There’s a rule in politics that goes something like this: You incentivize what you want more of and tax what you want less of.
It doesn’t work in every scenario, but there seems to be wisdom behind the phrase.
That political philosophy is well suited to a proposal by Wyoming Sen. Mike Enzi, who recently proposed a carbon tax credit for companies that sequester carbon dioxide and use it for energy extraction.
The bill is aimed at encouraging the capture and use of the greenhouse gas, commonly generated by coal-fired power plants and other industrial facilities. Some producers in Wyoming and elsewhere pump the gas into depleted oil wells to push out additional oil, a practice known as enhanced oil recovery.
On the surface, it’s a great piece of legislation for Wyoming because it helps the energy industry and would help the market for coal presumably.
The bill, if passed, would create an environment that would help stabilize the carbon dioxide market, leading to the kind of certainty businesses would need to be able to rely on the technology.
This bill would gurantee carbon dioxide producers would get revenue or credits from the captured gas. Because the government has recognized the need and because there is financial incentive, it gives carbon dioxide producers a better chance at finding investors and banks ready to help support the industry.

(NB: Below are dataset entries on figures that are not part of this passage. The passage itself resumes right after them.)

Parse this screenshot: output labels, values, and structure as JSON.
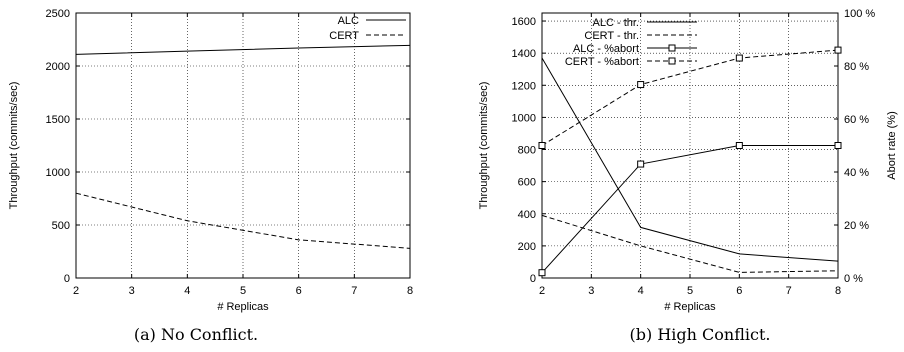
{
  "chart_data": [
    {
      "type": "line",
      "caption": "(a) No Conflict.",
      "xlabel": "# Replicas",
      "ylabel": "Throughput (commits/sec)",
      "xlim": [
        2,
        8
      ],
      "ylim": [
        0,
        2500
      ],
      "xticks": [
        2,
        3,
        4,
        5,
        6,
        7,
        8
      ],
      "yticks": [
        0,
        500,
        1000,
        1500,
        2000,
        2500
      ],
      "grid": true,
      "legend_position": "top-right",
      "series": [
        {
          "name": "ALC",
          "style": "solid",
          "x": [
            2,
            4,
            6,
            8
          ],
          "y": [
            2110,
            2140,
            2170,
            2195
          ]
        },
        {
          "name": "CERT",
          "style": "dashed",
          "x": [
            2,
            4,
            6,
            8
          ],
          "y": [
            800,
            540,
            360,
            280
          ]
        }
      ]
    },
    {
      "type": "line",
      "caption": "(b) High Conflict.",
      "xlabel": "# Replicas",
      "ylabel": "Throughput (commits/sec)",
      "y2label": "Abort rate (%)",
      "xlim": [
        2,
        8
      ],
      "ylim": [
        0,
        1650
      ],
      "y2lim": [
        0,
        100
      ],
      "xticks": [
        2,
        3,
        4,
        5,
        6,
        7,
        8
      ],
      "yticks": [
        0,
        200,
        400,
        600,
        800,
        1000,
        1200,
        1400,
        1600
      ],
      "y2ticks": [
        0,
        20,
        40,
        60,
        80,
        100
      ],
      "y2tick_suffix": " %",
      "grid": true,
      "legend_position": "top-left",
      "series": [
        {
          "name": "ALC - thr.",
          "style": "solid",
          "axis": "left",
          "marker": false,
          "x": [
            2,
            4,
            6,
            8
          ],
          "y": [
            1370,
            315,
            150,
            105
          ]
        },
        {
          "name": "CERT - thr.",
          "style": "dashed",
          "axis": "left",
          "marker": false,
          "x": [
            2,
            4,
            6,
            8
          ],
          "y": [
            390,
            200,
            35,
            45
          ]
        },
        {
          "name": "ALC - %abort",
          "style": "solid",
          "axis": "right",
          "marker": true,
          "x": [
            2,
            4,
            6,
            8
          ],
          "y": [
            2,
            43,
            50,
            50
          ]
        },
        {
          "name": "CERT - %abort",
          "style": "dashed",
          "axis": "right",
          "marker": true,
          "x": [
            2,
            4,
            6,
            8
          ],
          "y": [
            50,
            73,
            83,
            86
          ]
        }
      ]
    }
  ]
}
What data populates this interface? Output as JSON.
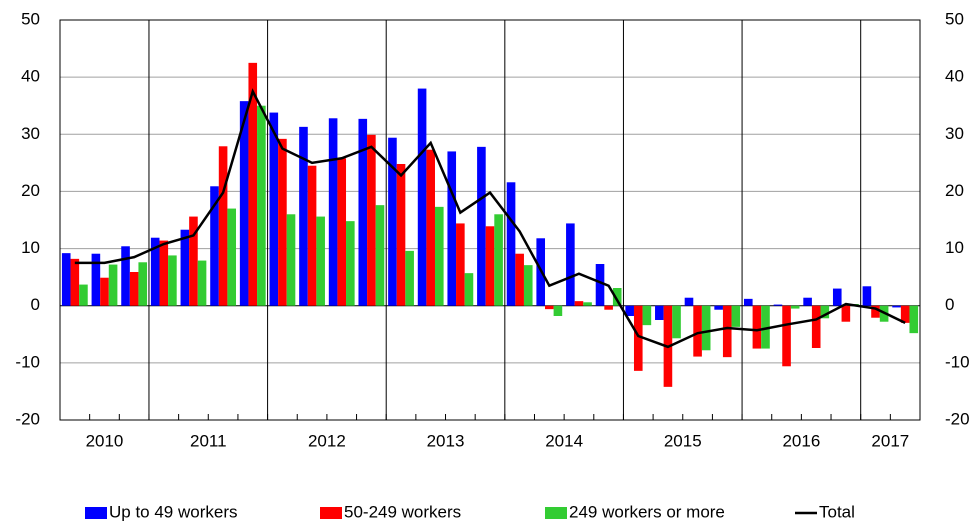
{
  "chart_data": {
    "type": "bar_line",
    "categories": [
      "2010",
      "2010",
      "2010",
      "2011",
      "2011",
      "2011",
      "2011",
      "2012",
      "2012",
      "2012",
      "2012",
      "2013",
      "2013",
      "2013",
      "2013",
      "2014",
      "2014",
      "2014",
      "2014",
      "2015",
      "2015",
      "2015",
      "2015",
      "2016",
      "2016",
      "2016",
      "2016",
      "2017",
      "2017"
    ],
    "series": [
      {
        "name": "Up to 49 workers",
        "type": "bar",
        "color": "#0000ff",
        "values": [
          9.2,
          9.1,
          10.4,
          11.9,
          13.3,
          20.9,
          35.8,
          33.8,
          31.3,
          32.8,
          32.7,
          29.4,
          38.0,
          27.0,
          27.8,
          21.6,
          11.8,
          14.4,
          7.3,
          -1.8,
          -2.5,
          1.4,
          -0.7,
          1.2,
          0.2,
          1.4,
          3.0,
          3.4,
          -0.3
        ]
      },
      {
        "name": "50-249 workers",
        "type": "bar",
        "color": "#ff0000",
        "values": [
          8.2,
          4.9,
          5.9,
          11.4,
          15.6,
          27.9,
          42.5,
          29.2,
          24.5,
          25.8,
          29.9,
          24.8,
          27.3,
          14.4,
          13.9,
          9.1,
          -0.6,
          0.8,
          -0.7,
          -11.4,
          -14.2,
          -8.9,
          -9.0,
          -7.5,
          -10.6,
          -7.4,
          -2.8,
          -2.1,
          -3.0
        ]
      },
      {
        "name": "249 workers or more",
        "type": "bar",
        "color": "#33cc33",
        "values": [
          3.7,
          7.2,
          7.6,
          8.8,
          7.9,
          17.0,
          35.0,
          16.0,
          15.6,
          14.8,
          17.6,
          9.6,
          17.3,
          5.7,
          16.0,
          7.1,
          -1.8,
          0.6,
          3.1,
          -3.4,
          -5.7,
          -7.8,
          -3.7,
          -7.5,
          -0.5,
          -2.2,
          0.3,
          -2.8,
          -4.8
        ]
      },
      {
        "name": "Total",
        "type": "line",
        "color": "#000000",
        "values": [
          7.5,
          7.5,
          8.5,
          10.8,
          12.3,
          19.8,
          37.5,
          27.5,
          25.0,
          25.8,
          27.8,
          22.8,
          28.5,
          16.3,
          19.8,
          13.0,
          3.5,
          5.6,
          3.5,
          -5.3,
          -7.2,
          -4.8,
          -3.9,
          -4.3,
          -3.3,
          -2.4,
          0.3,
          -0.5,
          -3.0
        ]
      }
    ],
    "ylim": [
      -20,
      50
    ],
    "yticks": [
      -20,
      -10,
      0,
      10,
      20,
      30,
      40,
      50
    ],
    "y2lim": [
      -20,
      50
    ],
    "y2ticks": [
      -20,
      -10,
      0,
      10,
      20,
      30,
      40,
      50
    ],
    "grid": true
  }
}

Because this bill could stabilize the market, it gives certainty to those interested in investing in the technology. And, as more companies invest, the technology becomes cheaper, therby increasing the likelihood of its widespread use.
The side benefit, of course, is that carbon dioxide capture would help make coal consumption more palatable. Indeed, carbon dioxide, the greenhouse gas released when coal is burned is one of the chief reasons for opposition to coal. But imagine if that concern would be lessened or nearly minimized? What effect could that have on the coal industry?
Could carbon dioxide sequestration help revitalize oil fields once thought played out?
We’ve said it before: Carbon based energy isn’t going away soon. The United States and its increasing appetite for energy doesn’t appear to be lessening. In order to achieve energy independence, our energy sources must be diverse, and that includes developing new fuel sources.
Meanwhile, we will need to meet growing demands.
Carbon dioxide means that we will have a chance to be better at extracting fuels that already exist, too. Or, it could mean we can develop new ways to make the old fuels even better.
Enzi’s legislation appears to be just this kind of step. This law, if passed, will allow us to continue to revitalize oil fields, making them productive again. And, it will allow us to use coal, but ensure it will have even less impact on the environment.
Enzi should be given credit. Opponents and critics of coal and fossil fuel energy like to take shots at the state and industries for not trying something new and not improving business practices. Anyone who works in Wyoming knows different — just look at the life hydraulic fracturing has given to fields across the state. Yet, a tax credit for carbon dioxide is another example of being proactive and responsive.
We hope among all the gridlock that exists in Congress, this might be one of the few pieces of legislation that has a chance of winning the bipartisan support needed to become law.